There is much to talk and discuss about the anti-propaganda paradigm, because combating propaganda must be based on a very broad and complex approach, including laws, and education, and systematic monitoring, and actions, and institutions involved , international collaborations, and more ... It's no joke, because 95% of citizens have TV at home, 99% are watching TV daily because it's the cheapest form of entertainment, and 76% prefer movies dubbed in Russian language.  Media consumption takes a lot of habit, but it works like a supermarket. If we gradually change the quality and origin of the content, people will like to consume more quality and more natural products from our region.

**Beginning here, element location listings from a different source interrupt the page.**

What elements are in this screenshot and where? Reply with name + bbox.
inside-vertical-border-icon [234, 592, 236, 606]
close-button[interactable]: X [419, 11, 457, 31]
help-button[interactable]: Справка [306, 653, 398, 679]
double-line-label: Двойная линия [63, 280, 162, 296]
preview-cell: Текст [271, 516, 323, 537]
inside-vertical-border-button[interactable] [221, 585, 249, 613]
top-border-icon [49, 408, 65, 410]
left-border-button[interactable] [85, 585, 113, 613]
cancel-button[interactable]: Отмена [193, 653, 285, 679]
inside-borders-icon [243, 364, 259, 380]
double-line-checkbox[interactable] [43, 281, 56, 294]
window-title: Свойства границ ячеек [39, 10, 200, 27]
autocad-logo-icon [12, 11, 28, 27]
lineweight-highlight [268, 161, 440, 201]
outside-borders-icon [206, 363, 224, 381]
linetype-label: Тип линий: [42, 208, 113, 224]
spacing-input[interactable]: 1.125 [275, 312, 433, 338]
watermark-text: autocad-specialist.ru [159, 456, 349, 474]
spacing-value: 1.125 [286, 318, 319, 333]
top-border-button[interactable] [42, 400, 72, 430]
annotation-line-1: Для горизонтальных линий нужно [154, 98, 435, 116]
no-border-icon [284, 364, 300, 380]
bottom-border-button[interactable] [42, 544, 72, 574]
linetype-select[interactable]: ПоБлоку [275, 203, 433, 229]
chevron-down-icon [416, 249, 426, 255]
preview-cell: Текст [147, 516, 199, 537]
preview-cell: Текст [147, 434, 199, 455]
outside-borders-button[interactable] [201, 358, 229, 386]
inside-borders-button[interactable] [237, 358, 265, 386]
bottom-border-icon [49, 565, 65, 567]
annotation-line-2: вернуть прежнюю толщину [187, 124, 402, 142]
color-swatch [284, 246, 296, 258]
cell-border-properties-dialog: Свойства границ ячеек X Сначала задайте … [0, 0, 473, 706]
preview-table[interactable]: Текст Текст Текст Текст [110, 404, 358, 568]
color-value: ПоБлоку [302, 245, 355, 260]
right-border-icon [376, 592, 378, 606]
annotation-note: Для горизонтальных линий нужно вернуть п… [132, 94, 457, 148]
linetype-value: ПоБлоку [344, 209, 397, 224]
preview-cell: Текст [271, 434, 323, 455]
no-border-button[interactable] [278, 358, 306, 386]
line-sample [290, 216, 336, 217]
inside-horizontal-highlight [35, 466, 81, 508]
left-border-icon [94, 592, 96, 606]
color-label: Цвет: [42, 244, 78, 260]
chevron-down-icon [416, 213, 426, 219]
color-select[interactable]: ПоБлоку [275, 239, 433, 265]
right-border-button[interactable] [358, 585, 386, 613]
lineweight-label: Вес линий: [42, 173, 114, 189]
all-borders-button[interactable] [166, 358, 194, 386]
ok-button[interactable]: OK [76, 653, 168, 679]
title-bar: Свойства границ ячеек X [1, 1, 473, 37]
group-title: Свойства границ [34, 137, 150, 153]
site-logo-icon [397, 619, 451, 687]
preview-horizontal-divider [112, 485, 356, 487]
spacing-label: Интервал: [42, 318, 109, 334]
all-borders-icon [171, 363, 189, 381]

At the same time, it is important to understand that Informational Security is not about being against Russia or other countries. It is about how we protect our state, the Republic of Moldova, and our citizens who form a multiethnic society from the influences of bad voters, about how we oppose those who want the Republic of Moldova not to develop democratically, who want people to be less educated in order to be able to easily manipulate them with misinformation and false news.

A single section dealing with the Audiovisual Media Services Code is not sufficient. The print and online media must be part of this, too, within the limits in the spirit of the freedom and fairness of good international practices. The processes of implementation of the Informational Security Concept and Strategy should be started. We have to start working in this direction.

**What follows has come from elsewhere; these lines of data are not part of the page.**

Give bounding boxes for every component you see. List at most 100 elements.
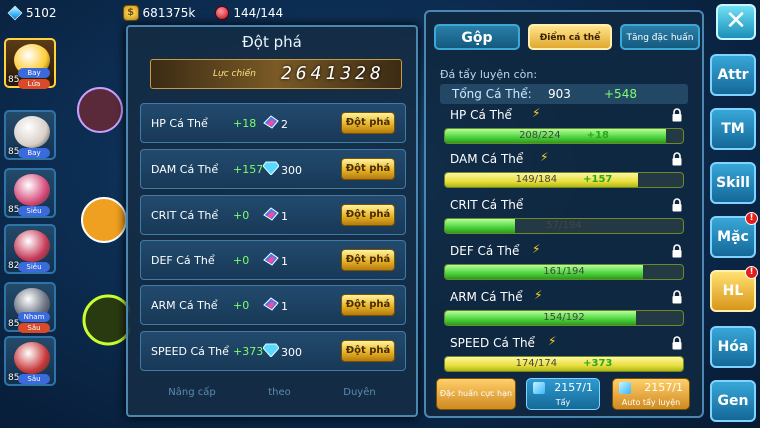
- wash-button[interactable]: 2157/1 Tẩy: [526, 378, 600, 410]
- team-pet-slot[interactable]: 85 Bay: [4, 110, 56, 160]
- breakthrough-button[interactable]: Đột phá: [341, 204, 395, 226]
- stat-progress-row: CRIT Cá Thể 57/194: [440, 198, 690, 238]
- stat-name: CRIT Cá Thể: [450, 198, 524, 212]
- breakthrough-row: DAM Cá Thể +157 300 Đột phá: [140, 149, 406, 189]
- side-menu-label: Gen: [717, 393, 749, 409]
- side-menu-label: TM: [721, 121, 745, 137]
- stat-progress-text: 154/192: [543, 312, 585, 323]
- stat-progress-text: 208/224 +18: [519, 130, 609, 141]
- stat-progress-bar: 208/224 +18: [444, 128, 684, 144]
- stat-current: 208: [519, 130, 539, 141]
- stat-name: SPEED Cá Thể: [450, 336, 535, 350]
- footer-tab[interactable]: theo: [268, 387, 291, 411]
- breakthrough-button[interactable]: Đột phá: [341, 158, 395, 180]
- stat-name: DAM Cá Thể: [151, 163, 219, 176]
- side-menu-button[interactable]: Skill: [710, 162, 756, 204]
- notification-badge-icon: !: [745, 266, 758, 279]
- stat-progress-bar: 154/192: [444, 310, 684, 326]
- stamina-counter: 144/144: [215, 6, 283, 20]
- tab-individual-points[interactable]: Điểm cá thể: [528, 24, 612, 50]
- side-menu-button[interactable]: Attr: [710, 54, 756, 96]
- breakthrough-button[interactable]: Đột phá: [341, 249, 395, 271]
- pet-type-tag: Lửa: [18, 79, 50, 89]
- breakthrough-button[interactable]: Đột phá: [341, 112, 395, 134]
- stat-bonus: +373: [233, 345, 264, 358]
- tab-special-training[interactable]: Tăng đặc huấn: [620, 24, 700, 50]
- side-menu-button[interactable]: Hóa: [710, 326, 756, 368]
- stat-progress-row: SPEED Cá Thể ⚡ 174/174 +373: [440, 334, 690, 376]
- stat-bonus: +373: [583, 358, 613, 369]
- pet-portrait-icon: [14, 342, 50, 374]
- combat-power-label: Lực chiến: [213, 69, 256, 79]
- pet-type-tag: Siêu: [18, 206, 50, 216]
- stat-name: HP Cá Thể: [450, 108, 512, 122]
- team-pet-slot[interactable]: 85 Nham Sâu: [4, 282, 56, 333]
- combat-power-box: Lực chiến 2641328: [150, 59, 402, 89]
- team-pet-slot[interactable]: 85 Siêu: [4, 168, 56, 218]
- team-pet-slot[interactable]: 85 Bay Lửa: [4, 38, 56, 89]
- bottom-tabs: Nâng cấp theo Duyên: [142, 387, 402, 411]
- stat-name: ARM Cá Thể: [450, 290, 523, 304]
- lock-icon[interactable]: [672, 244, 682, 258]
- bolt-icon: ⚡: [532, 106, 541, 120]
- breakthrough-row: DEF Cá Thể +0 1 Đột phá: [140, 240, 406, 280]
- stat-name: SPEED Cá Thể: [151, 345, 229, 358]
- pet-portrait-icon: [14, 230, 50, 262]
- bolt-icon: ⚡: [540, 150, 549, 164]
- gem-icon: [7, 5, 23, 21]
- lock-icon[interactable]: [672, 152, 682, 166]
- wash-stone-icon: [619, 382, 631, 394]
- stat-name: DAM Cá Thể: [450, 152, 524, 166]
- team-pet-slot[interactable]: 82 Siêu: [4, 224, 56, 274]
- side-menu-label: Skill: [716, 175, 750, 191]
- stat-bonus: +18: [233, 117, 257, 130]
- stat-bonus: +0: [233, 209, 250, 222]
- panel-title: Đột phá: [242, 33, 302, 51]
- wash-stone-remaining-label: Đá tẩy luyện còn:: [440, 68, 538, 81]
- side-menu-button[interactable]: Gen: [710, 380, 756, 422]
- cost-value: 1: [281, 255, 288, 268]
- gem-counter: 5102: [7, 5, 57, 21]
- stat-progress-row: DAM Cá Thể ⚡ 149/184 +157: [440, 150, 690, 192]
- breakthrough-button[interactable]: Đột phá: [341, 294, 395, 316]
- tab-combine[interactable]: Gộp: [434, 24, 520, 50]
- gem-value: 5102: [26, 6, 57, 20]
- stat-max: 194: [565, 266, 585, 277]
- auto-wash-button[interactable]: 2157/1 Auto tẩy luyện: [612, 378, 690, 410]
- stat-max: 192: [565, 312, 585, 323]
- breakthrough-panel: Đột phá Lực chiến 2641328 HP Cá Thể +18 2 Đ…: [126, 25, 418, 417]
- close-button[interactable]: ✕: [716, 4, 756, 40]
- crystal-icon: [263, 115, 279, 129]
- pet-type-tag: Nham: [18, 312, 50, 322]
- pet-type-tag: Bay: [18, 148, 50, 158]
- pet-orb-icon: [77, 87, 123, 133]
- combat-power-value: 2641328: [281, 63, 385, 84]
- total-bonus: +548: [604, 87, 637, 101]
- stat-name: DEF Cá Thể: [151, 254, 215, 267]
- footer-tab[interactable]: Duyên: [343, 387, 375, 411]
- team-pet-slot[interactable]: 85 Sâu: [4, 336, 56, 386]
- footer-tab[interactable]: Nâng cấp: [168, 387, 215, 411]
- auto-wash-count: 2157/1: [644, 381, 683, 394]
- pet-portrait-icon: [14, 174, 50, 206]
- side-menu-button[interactable]: HL!: [710, 266, 758, 312]
- side-menu-button[interactable]: TM: [710, 108, 756, 150]
- lock-icon[interactable]: [672, 336, 682, 350]
- lock-icon[interactable]: [672, 198, 682, 212]
- stat-progress-bar: 161/194: [444, 264, 684, 280]
- side-menu-label: HL: [722, 283, 744, 299]
- cost-value: 1: [281, 210, 288, 223]
- stat-progress-bar: 174/174 +373: [444, 356, 684, 372]
- lock-icon[interactable]: [672, 290, 682, 304]
- stat-max: 184: [538, 174, 558, 185]
- stat-current: 154: [543, 312, 563, 323]
- lock-icon[interactable]: [672, 108, 682, 122]
- special-training-button[interactable]: Đặc huấn cực hạn: [436, 378, 516, 410]
- pet-type-tag: Bay: [18, 68, 50, 78]
- side-menu-button[interactable]: Mặc!: [710, 212, 758, 258]
- stat-name: HP Cá Thể: [151, 117, 208, 130]
- gear-orb-icon: [82, 294, 130, 346]
- breakthrough-button[interactable]: Đột phá: [341, 340, 395, 362]
- stat-max: 224: [541, 130, 561, 141]
- pet-type-tag: Sâu: [18, 374, 50, 384]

5. Professionalization of the media

Here is so much to talk about, thus the simplest conclusion is – we delete everything and start over... So I am just going to limit myself to a few aspects of what to do:

Educational programs should be adjusted in schools and other institutions, based on the most advanced theoretical and practical developments in the media field, able to respond, including, to the challenges and risks generated by the evolution of information technologies.

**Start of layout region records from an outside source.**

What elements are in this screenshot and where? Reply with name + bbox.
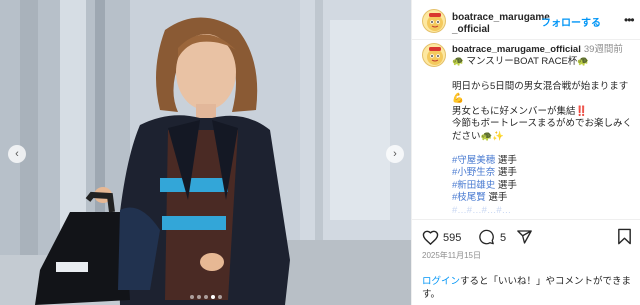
post-media[interactable]: ‹ › (0, 0, 411, 305)
hashtag-link[interactable]: #小野生奈 (452, 167, 495, 178)
carousel-dot (210, 295, 215, 299)
post-caption: boatrace_marugame_official 39週間前 🐢 マンスリーB… (412, 41, 640, 219)
carousel-dot (196, 295, 201, 299)
comment-button[interactable] (478, 229, 495, 248)
caption-line: 今節もボートレースまるがめでお楽しみください🐢✨ (452, 118, 633, 142)
caption-line: 明日から5日間の男女混合戦が始まります💪 (452, 81, 629, 105)
mascot-avatar-icon (427, 47, 443, 65)
hashtag-link[interactable]: #守屋美穂 (452, 155, 495, 166)
chevron-right-icon: › (393, 147, 397, 160)
heart-icon (422, 230, 439, 246)
instagram-embed: ‹ › boatrace_marugame _official フォローする •… (0, 0, 640, 305)
like-button[interactable] (422, 229, 439, 248)
hashtag-line: #小野生奈 選手 (452, 167, 517, 179)
like-count: 595 (443, 232, 462, 244)
chevron-left-icon: ‹ (15, 147, 19, 160)
post-actions: 595 5 2025年11月15日 ログインすると「いいね！」やコメントができま… (412, 219, 640, 305)
share-button[interactable] (516, 229, 533, 248)
save-button[interactable] (617, 228, 632, 248)
more-options-icon[interactable]: ••• (624, 13, 635, 27)
carousel-prev-button[interactable]: ‹ (8, 145, 26, 163)
follow-button[interactable]: フォローする (541, 14, 601, 29)
paper-plane-icon (517, 230, 532, 244)
carousel-dot (203, 295, 208, 299)
hashtag-line: #守屋美穂 選手 (452, 155, 517, 167)
carousel-dot (217, 295, 222, 299)
post-header: boatrace_marugame _official フォローする ••• (412, 0, 640, 40)
comment-count: 5 (500, 232, 507, 244)
caption-title: 🐢 マンスリーBOAT RACE杯🐢 (452, 56, 590, 67)
post-date: 2025年11月15日 (422, 251, 481, 260)
header-username[interactable]: boatrace_marugame _official (452, 12, 550, 36)
carousel-indicator (0, 295, 411, 299)
hashtag-line: #新田雄史 選手 (452, 179, 517, 191)
carousel-dot (189, 295, 194, 299)
hashtag-line: #枝尾賢 選手 (452, 192, 508, 204)
caption-line: 男女ともに好メンバーが集結‼️ (452, 105, 588, 117)
login-link[interactable]: ログイン (422, 276, 460, 287)
post-panel: boatrace_marugame _official フォローする ••• b… (411, 0, 640, 305)
avatar[interactable] (422, 9, 446, 33)
caption-avatar[interactable] (422, 43, 446, 67)
comment-bubble-icon (479, 229, 494, 245)
mascot-avatar-icon (427, 13, 443, 31)
post-relative-time: 39週間前 (583, 44, 623, 55)
login-prompt: ログインすると「いいね！」やコメントができます。 (422, 276, 632, 300)
caption-body: 明日から5日間の男女混合戦が始まります💪 男女ともに好メンバーが集結‼️ 今節も… (452, 81, 636, 217)
faded-overflow-text: #…#…#…#… (452, 204, 512, 216)
caption-header: boatrace_marugame_official 39週間前 🐢 マンスリーB… (452, 44, 637, 68)
bookmark-icon (618, 228, 631, 245)
hashtag-link[interactable]: #枝尾賢 (452, 192, 486, 203)
post-photo (0, 0, 411, 305)
caption-username[interactable]: boatrace_marugame_official (452, 44, 581, 55)
carousel-next-button[interactable]: › (386, 145, 404, 163)
hashtag-link[interactable]: #新田雄史 (452, 180, 495, 191)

Policies should be developed, adopted and implemented in order to eliminate the current dissonance between teachers' competences and media challenges; to upgrade the educational infrastructure in line with the new educational objectives; increase the impact of training on media development; to optimize the ratio between educated persons - employed staff.

Periodically update the Nomenclature of Vocational Training Fields and Specializations in Higher Education.

To have a compulsory course of instruction in pre-university and university institutions in the field of media education.

Ensure ongoing multi-faceted monitoring of media activities and carry out a comprehensive annual assessment of media status.

There are at least another 15 actions needed to bring professionalization back in the direction that would generate change within two years.

Also important is the creation and functioning of a media ombudsmen. Very important is the creation of a responsible entity for coordination and implementation of the state media policies, being a consultative group, a new state institution or a Prime minister councilor. Somebody needs to assume responsibility for this.

I will stop here. Thank you for your patience in reading these thought. I promise to come back on other occasions, because there is a long list of aspects that need to be addressed, discussed and solved to turn the Moldovan media into a genuine, sustainable and independent industry, so that no one can attempt to usurp its dignity and freedom, and the interests of small groups do not prevail over the national interest.